Indecency Raises its Ugly Head
While legislation to raise broadcast indecency fines languished on Capitol Hill, the FCC slapped Fox with a doozey.
The commission levied a combined fine of nearly $1.2 million against Fox network affiliates for airing an episode of a now-defunct reality program, "Married by America."
The program, aired in April, 2003, involved a bunch of strangers who agreed to get engaged and married so they could be on TV. The fine, however, was not based on any apparent violation of the sanctity of marriage, but for hijinks from the "Las Vegas bachelor and bachelorette parties" thrown for the two couples left standing.
Fox contended that it edited out the nasty bits, but the FCC wasn't having it.

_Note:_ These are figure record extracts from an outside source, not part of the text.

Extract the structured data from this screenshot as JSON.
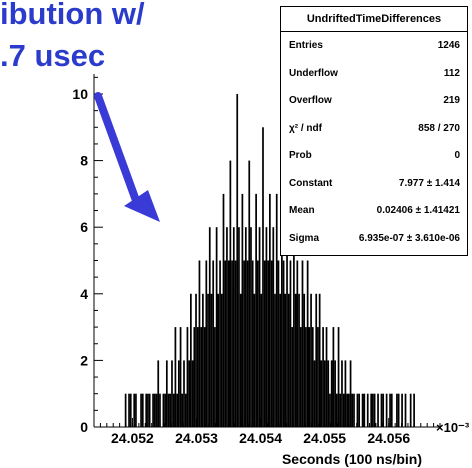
{
  "overlay": {
    "title_line1": "ibution w/",
    "title_line2": ".7 usec",
    "arrow_color": "#3a3ad6",
    "title_color": "#2b3ccc"
  },
  "stats_box": {
    "title": "UndriftedTimeDifferences",
    "rows": [
      {
        "label": "Entries",
        "value": "1246"
      },
      {
        "label": "Underflow",
        "value": "112"
      },
      {
        "label": "Overflow",
        "value": "219"
      },
      {
        "label": "χ² / ndf",
        "value": "858 / 270"
      },
      {
        "label": "Prob",
        "value": "0"
      },
      {
        "label": "Constant",
        "value": "7.977 ± 1.414"
      },
      {
        "label": "Mean",
        "value": "0.02406 ± 1.41421"
      },
      {
        "label": "Sigma",
        "value": "6.935e-07 ± 3.610e-06"
      }
    ]
  },
  "chart_data": {
    "type": "bar",
    "xlabel": "Seconds (100 ns/bin)",
    "ylabel": "",
    "x_multiplier": "×10⁻³",
    "xlim": [
      24.0514,
      24.0568
    ],
    "ylim": [
      0,
      10.6
    ],
    "x_ticks": [
      {
        "v": 24.052,
        "label": "24.052"
      },
      {
        "v": 24.053,
        "label": "24.053"
      },
      {
        "v": 24.054,
        "label": "24.054"
      },
      {
        "v": 24.055,
        "label": "24.055"
      },
      {
        "v": 24.056,
        "label": "24.056"
      }
    ],
    "y_ticks": [
      {
        "v": 0,
        "label": "0"
      },
      {
        "v": 2,
        "label": "2"
      },
      {
        "v": 4,
        "label": "4"
      },
      {
        "v": 6,
        "label": "6"
      },
      {
        "v": 8,
        "label": "8"
      },
      {
        "v": 10,
        "label": "10"
      }
    ],
    "bins": {
      "start": 24.05188,
      "width": 2.68e-05,
      "values": [
        1,
        0,
        1,
        1,
        0,
        1,
        1,
        0,
        0,
        1,
        1,
        0,
        1,
        1,
        1,
        0,
        1,
        1,
        1,
        2,
        1,
        0,
        1,
        1,
        2,
        1,
        1,
        2,
        1,
        3,
        1,
        2,
        3,
        1,
        2,
        1,
        3,
        2,
        4,
        2,
        3,
        4,
        3,
        5,
        3,
        4,
        3,
        5,
        4,
        6,
        4,
        5,
        3,
        6,
        4,
        5,
        4,
        7,
        5,
        6,
        5,
        8,
        5,
        6,
        5,
        10,
        6,
        4,
        7,
        5,
        6,
        5,
        8,
        6,
        5,
        4,
        7,
        5,
        6,
        4,
        9,
        5,
        6,
        5,
        7,
        5,
        6,
        4,
        7,
        5,
        4,
        6,
        5,
        4,
        6,
        4,
        5,
        3,
        6,
        4,
        5,
        4,
        3,
        5,
        4,
        3,
        5,
        3,
        4,
        3,
        2,
        4,
        3,
        4,
        2,
        3,
        2,
        3,
        2,
        1,
        2,
        3,
        2,
        1,
        3,
        1,
        2,
        1,
        2,
        1,
        1,
        2,
        1,
        1,
        0,
        1,
        1,
        0,
        1,
        1,
        0,
        1,
        0,
        1,
        1,
        1,
        0,
        1,
        0,
        1,
        1,
        0,
        1,
        0,
        1,
        1,
        0,
        0,
        1,
        1,
        0,
        1,
        0,
        1,
        0,
        0,
        1,
        0,
        1
      ]
    }
  }
}
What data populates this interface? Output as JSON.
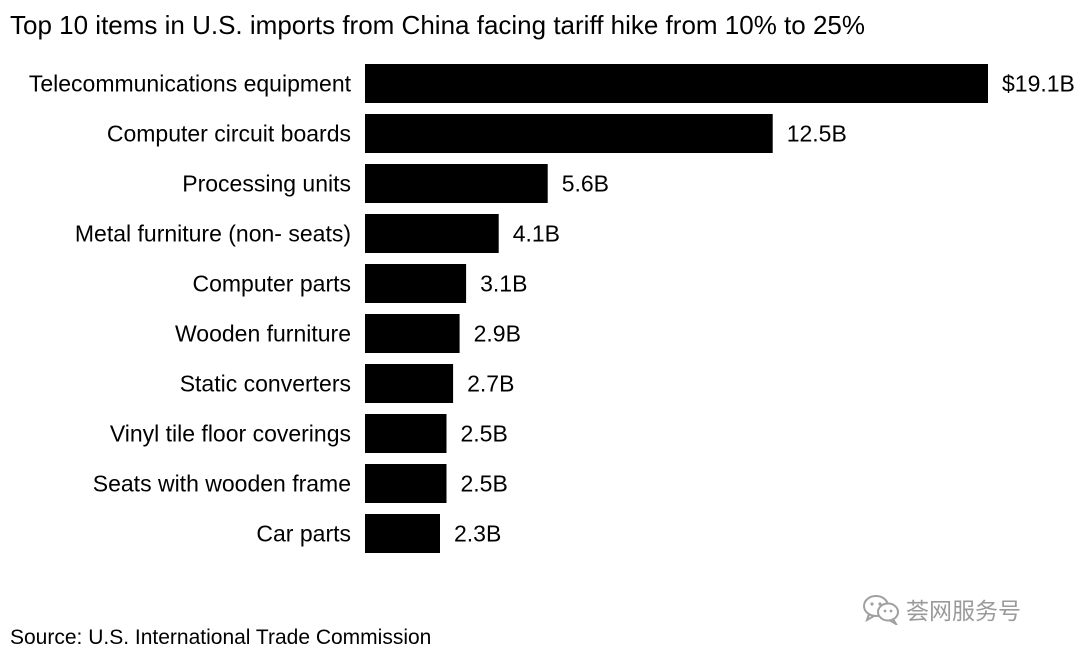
{
  "chart_data": {
    "type": "bar",
    "orientation": "horizontal",
    "title": "Top 10 items in U.S. imports from China facing tariff hike from 10% to 25%",
    "categories": [
      "Telecommunications equipment",
      "Computer circuit boards",
      "Processing units",
      "Metal furniture (non- seats)",
      "Computer parts",
      "Wooden furniture",
      "Static converters",
      "Vinyl tile floor coverings",
      "Seats with wooden frame",
      "Car parts"
    ],
    "values": [
      19.1,
      12.5,
      5.6,
      4.1,
      3.1,
      2.9,
      2.7,
      2.5,
      2.5,
      2.3
    ],
    "value_labels": [
      "$19.1B",
      "12.5B",
      "5.6B",
      "4.1B",
      "3.1B",
      "2.9B",
      "2.7B",
      "2.5B",
      "2.5B",
      "2.3B"
    ],
    "xlim": [
      0,
      19.1
    ],
    "xlabel": "",
    "ylabel": "",
    "grid": false,
    "bar_color": "#000000"
  },
  "source": "Source: U.S. International Trade Commission",
  "watermark": {
    "icon": "wechat-icon",
    "text": "荟网服务号",
    "color": "#9a9a9a"
  }
}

"The episode includes scenes in which party-goers lick whipped cream from strippers' bodies in a sexually suggestive manner. Another scene features a man on all fours in his underwear as two female strippers playfully spank him," the FCC's Notice of Apparent Liability (NAL) stated. "Although the episode electronically obscures any nudity, the sexual nature of the scenes is inescapable, as the strippers attempt to lure party-goers into sexually compromising situations."
The fine breaks down to $7,000 for 169 Fox affiliates, 14 of which belong to Fox. In the Super Bowl case, affiliates were held harmless because the show was live and the FCC determined that they couldn't have anticipated the sudden appearance of a naked breast.
"This program, in contrast, was a taped episode in a taped series, and the affiliates could have preempted it, as at least one affiliate did," the NAL said.
The show aired at 8 p.m., two hours before "safe harbor" kicks in, kids are presumably in bed, and whip-cream licking is allowed. Fox maintains the material was not indecent, but had taken no formal action to challenge the fine as of press time.
The NAL states that the FCC received a total of 159 complaints about "Married by America," but Parents TV Council chief Brent Bozell claimed that the PTC alone filed 25 times that number. The PTC ramped up its campaign against TV and radio sleaze after last January's Super Bowl breast-reveal event. The organization is now pressuring the FCC to weigh content in its license renewal considerations.
"A fine of $1,183,000 should make Fox and other networks sit up and take notice... This gross violation of the law must be considered by the FCC when it reviews station license renewal requests," Bozell said in a statement.
Meanwhile, legislation to increase indecency fines didn't become law before members of Congress split to stump for their jobs. When an effort to get indecency fine provisions attached to a Defense Department bill failed last week, several senators attempted to introduce legislation the House passed earlier this year that would raise individual fines from a maximum of $27,500 to $500,000. Sources on Capitol Hill said lawmakers were unable to hammer out a compromise on the bill before the Senate blew town Monday. However, the source said the issue is far from dead, and could very well wind up on the inevitable omnibus spending bill that will have to be passed during the lame-duck session in November.